Cilacap – Warga dan pengguna jalan yang melintas di Desa Kedungreja, Kecamatan Kedungreja, Kabupaten Cilacap digegerkan dengan temuan sebuah tas misterius yang diduga berisi bom, Selasa (2/10) malam.
Tas itu pertama kali ditemukan warga di tepi jalan dan diduga berisi bom karena tidak ada yang memiliki.
Atas temuan itu, warga yang khawatir lalu melaporkan ke polisi diteruskan ke Brimob setempat untuk dilakukan tindakan.
“Sebuah tas yang dicurigai sebagai bom,” kata Kepala Unit Jibom Subden Composite Unit 3 Banyumas, Iptu Ahmad Muslih mengungkapkan.

Tas yang diduga berisi bom yang menggegerkan warga. Usai dibuka ternyata isinya pakaian.
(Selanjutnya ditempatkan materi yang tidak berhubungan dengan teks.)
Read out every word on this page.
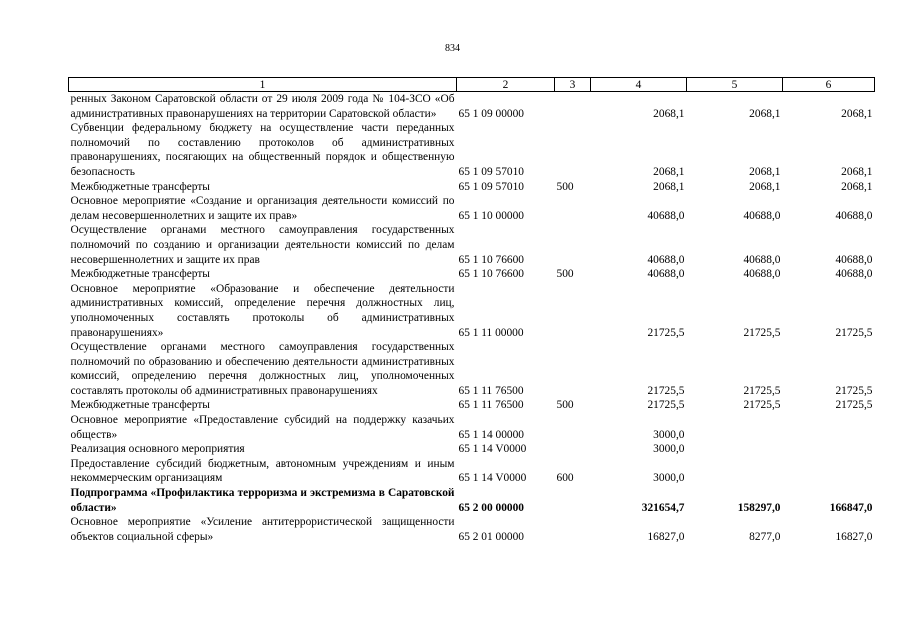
834
1	2	3	4	5	6
ренных Законом Саратовской области от 29 июля 2009 года № 104-ЗСО «Об административных правонарушениях на территории Саратовской области»	65 1 09 00000		2068,1	2068,1	2068,1
Субвенции федеральному бюджету на осуществление части переданных полномочий по составлению протоколов об административных правонарушениях, посягающих на общественный порядок и общественную безопасность	65 1 09 57010		2068,1	2068,1	2068,1
Межбюджетные трансферты	65 1 09 57010	500	2068,1	2068,1	2068,1
Основное мероприятие «Создание и организация деятельности комиссий по делам несовершеннолетних и защите их прав»	65 1 10 00000		40688,0	40688,0	40688,0
Осуществление органами местного самоуправления государственных полномочий по созданию и организации деятельности комиссий по делам несовершеннолетних и защите их прав	65 1 10 76600		40688,0	40688,0	40688,0
Межбюджетные трансферты	65 1 10 76600	500	40688,0	40688,0	40688,0
Основное мероприятие «Образование и обеспечение деятельности административных комиссий, определение перечня должностных лиц, уполномоченных составлять протоколы об административных правонарушениях»	65 1 11 00000		21725,5	21725,5	21725,5
Осуществление органами местного самоуправления государственных полномочий по образованию и обеспечению деятельности административных комиссий, определению перечня должностных лиц, уполномоченных составлять протоколы об административных правонарушениях	65 1 11 76500		21725,5	21725,5	21725,5
Межбюджетные трансферты	65 1 11 76500	500	21725,5	21725,5	21725,5
Основное мероприятие «Предоставление субсидий на поддержку казачьих обществ»	65 1 14 00000		3000,0		
Реализация основного мероприятия	65 1 14 V0000		3000,0		
Предоставление субсидий бюджетным, автономным учреждениям и иным некоммерческим организациям	65 1 14 V0000	600	3000,0		
Подпрограмма «Профилактика терроризма и экстремизма в Саратовской области»	65 2 00 00000		321654,7	158297,0	166847,0
Основное мероприятие «Усиление антитеррористической защищенности объектов социальной сферы»	65 2 01 00000		16827,0	8277,0	16827,0
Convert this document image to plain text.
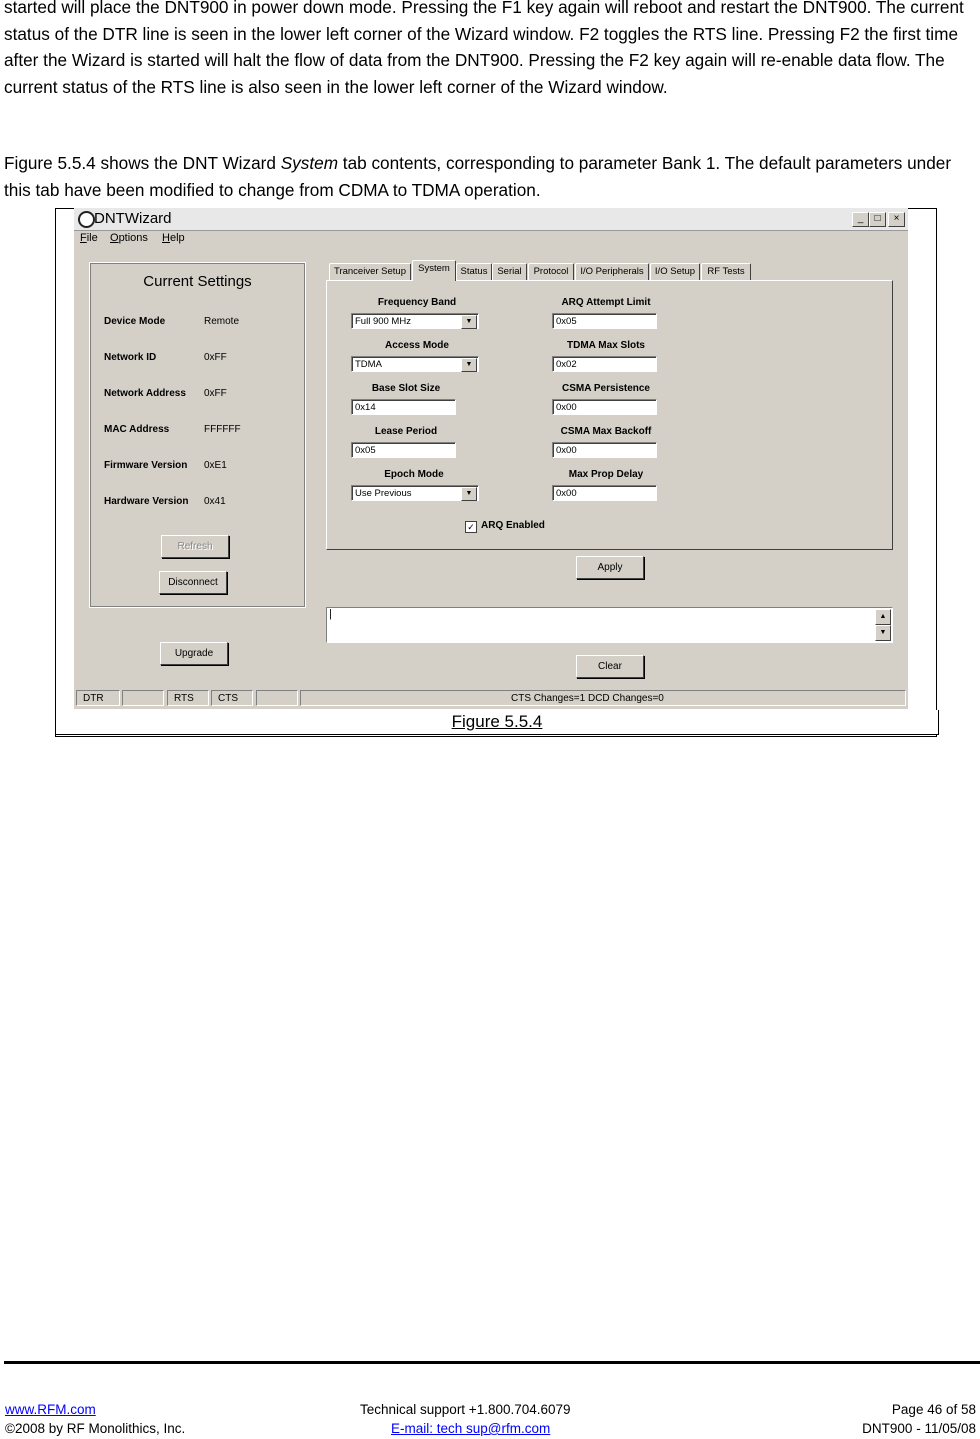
started will place the DNT900 in power down mode. Pressing the F1 key again will reboot and restart the DNT900. The current status of the DTR line is seen in the lower left corner of the Wizard window. F2 toggles the RTS line. Pressing F2 the first time after the Wizard is started will halt the flow of data from the DNT900. Pressing the F2 key again will re-enable data flow. The current status of the RTS line is also seen in the lower left corner of the Wizard window.

Figure 5.5.4 shows the DNT Wizard System tab contents, corresponding to parameter Bank 1. The default parameters under this tab have been modified to change from CDMA to TDMA operation.

DNTWizard	_	□	×
File Options Help
Current Settings
Device Mode	Remote
Network ID	0xFF
Network Address 0xFF
MAC Address	FFFFFF
Firmware Version 0xE1
Hardware Version 0x41
Refresh
Disconnect
Upgrade
Tranceiver Setup	System	Status	Serial	Protocol	I/O Peripherals	I/O Setup	RF Tests
Frequency Band
Full 900 MHz	▼
Access Mode
TDMA	▼
Base Slot Size
0x14
Lease Period
0x05
Epoch Mode
Use Previous	▼
ARQ Attempt Limit
0x05
TDMA Max Slots
0x02
CSMA Persistence
0x00
CSMA Max Backoff
0x00
Max Prop Delay
0x00
✓ ARQ Enabled
Apply
|	▲
▼
Clear
DTR	RTS	CTS	CTS Changes=1 DCD Changes=0
Figure 5.5.4
www.RFM.com
©2008 by RF Monolithics, Inc.
Technical support +1.800.704.6079
E-mail: tech sup@rfm.com
Page 46 of 58
DNT900 - 11/05/08
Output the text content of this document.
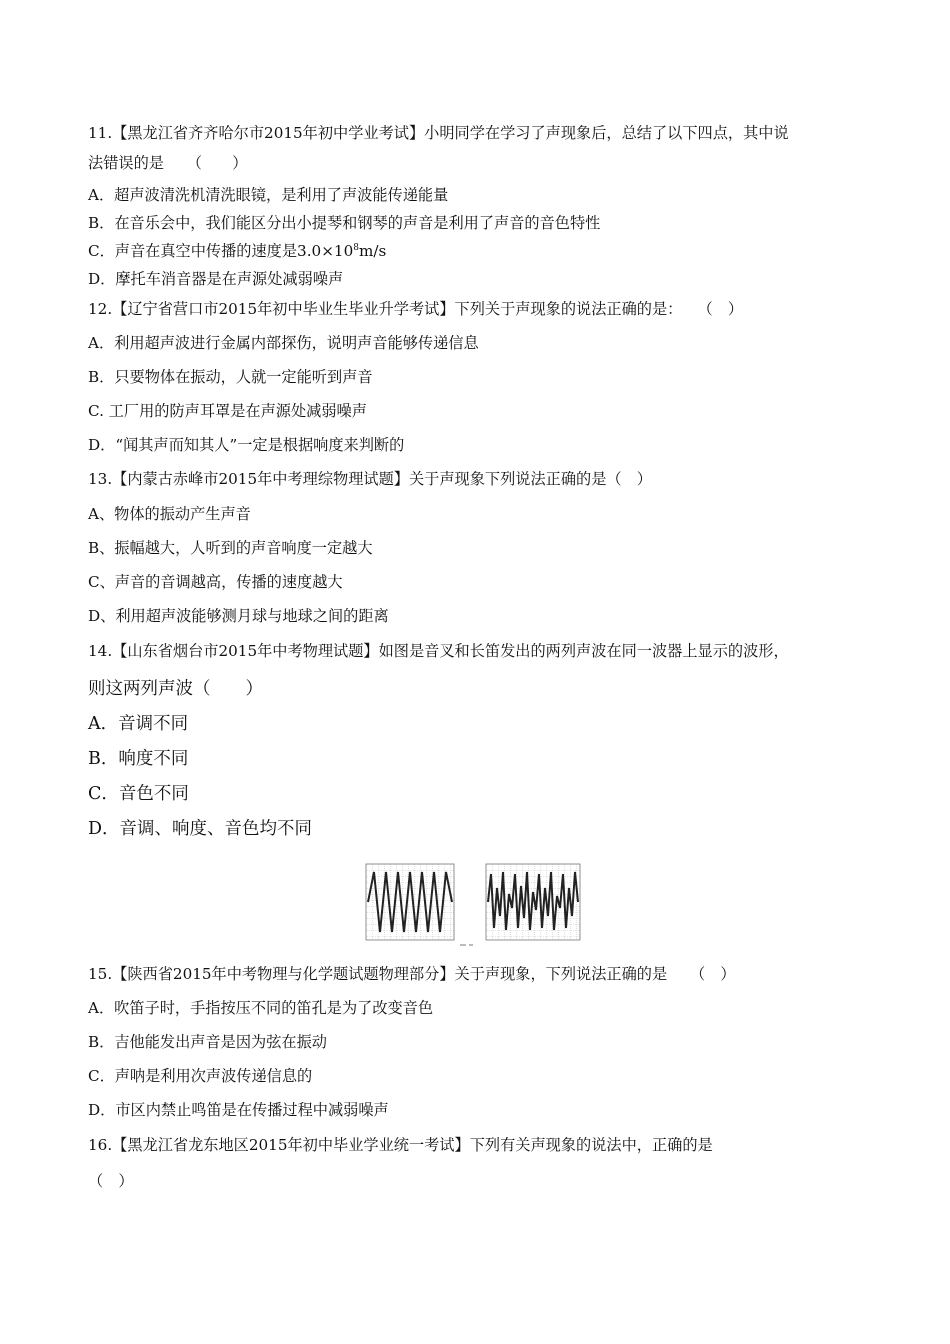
11.【黑龙江省齐齐哈尔市2015年初中学业考试】小明同学在学习了声现象后，总结了以下四点，其中说
法错误的是　　（　　）
A．超声波清洗机清洗眼镜，是利用了声波能传递能量
B．在音乐会中，我们能区分出小提琴和钢琴的声音是利用了声音的音色特性
C．声音在真空中传播的速度是$3.0\times 10^8m/s$
D．摩托车消音器是在声源处减弱噪声
12.【辽宁省营口市2015年初中毕业生毕业升学考试】下列关于声现象的说法正确的是：　　（　）
A．利用超声波进行金属内部探伤，说明声音能够传递信息
B．只要物体在振动，人就一定能听到声音
C. 工厂用的防声耳罩是在声源处减弱噪声
D．“闻其声而知其人”一定是根据响度来判断的
13.【内蒙古赤峰市2015年中考理综物理试题】关于声现象下列说法正确的是（　）
A、物体的振动产生声音
B、振幅越大，人听到的声音响度一定越大
C、声音的音调越高，传播的速度越大
D、利用超声波能够测月球与地球之间的距离
14.【山东省烟台市2015年中考物理试题】如图是音叉和长笛发出的两列声波在同一波器上显示的波形，
则这两列声波（　　）
A．音调不同
B．响度不同
C．音色不同
D．音调、响度、音色均不同
15.【陕西省2015年中考物理与化学题试题物理部分】关于声现象，下列说法正确的是　　（　）
A．吹笛子时，手指按压不同的笛孔是为了改变音色
B．吉他能发出声音是因为弦在振动
C．声呐是利用次声波传递信息的
D．市区内禁止鸣笛是在传播过程中减弱噪声
16.【黑龙江省龙东地区2015年初中毕业学业统一考试】下列有关声现象的说法中，正确的是
（　）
Informasi yang dihimpun menyebutkan, awal penemuan, warga menemukan sebuah tas coklat oleh dan tidak ada seorangpun yang merasa memiliki tas tersebut. Warga yang dibuat panik dan geger lalu melaporkan temuan tas mencurigakan tersebut ke Polsek Kedungreja.
Sesuai dengan prosedur yang berlaku, unit Jibom yang datang langsung menangani tas coklat misterius tersebut. Sementara anggota Polsek Kedungreja membantu melakukan pengawasan dan melokalisir lokasi.
“Sesuai dengan prinsip penanganan bom, hanya seorang operator jibom yang boleh mendekat ke benda tersebut”, terang Iptu Muslih.
Dikatakannya, penanganan benda mencurigakan diduga bom hanya dilakukan khsusu petugas Jinbom. Alasan hanya seorang operator yang mendekat ke obyek yang dicurigai adalah untuk meminimalisir korban apabila terjadi sesuatu hal yang tidak diinginkan.
“Itulah resiko menjadi seorang operator bom. Sementara yang lain menjauh, ia harus mendekat ke obyek yang kita duga sebagai bom demi menyelamatkan nyawa orang lain,” tambah Iptu Muslih.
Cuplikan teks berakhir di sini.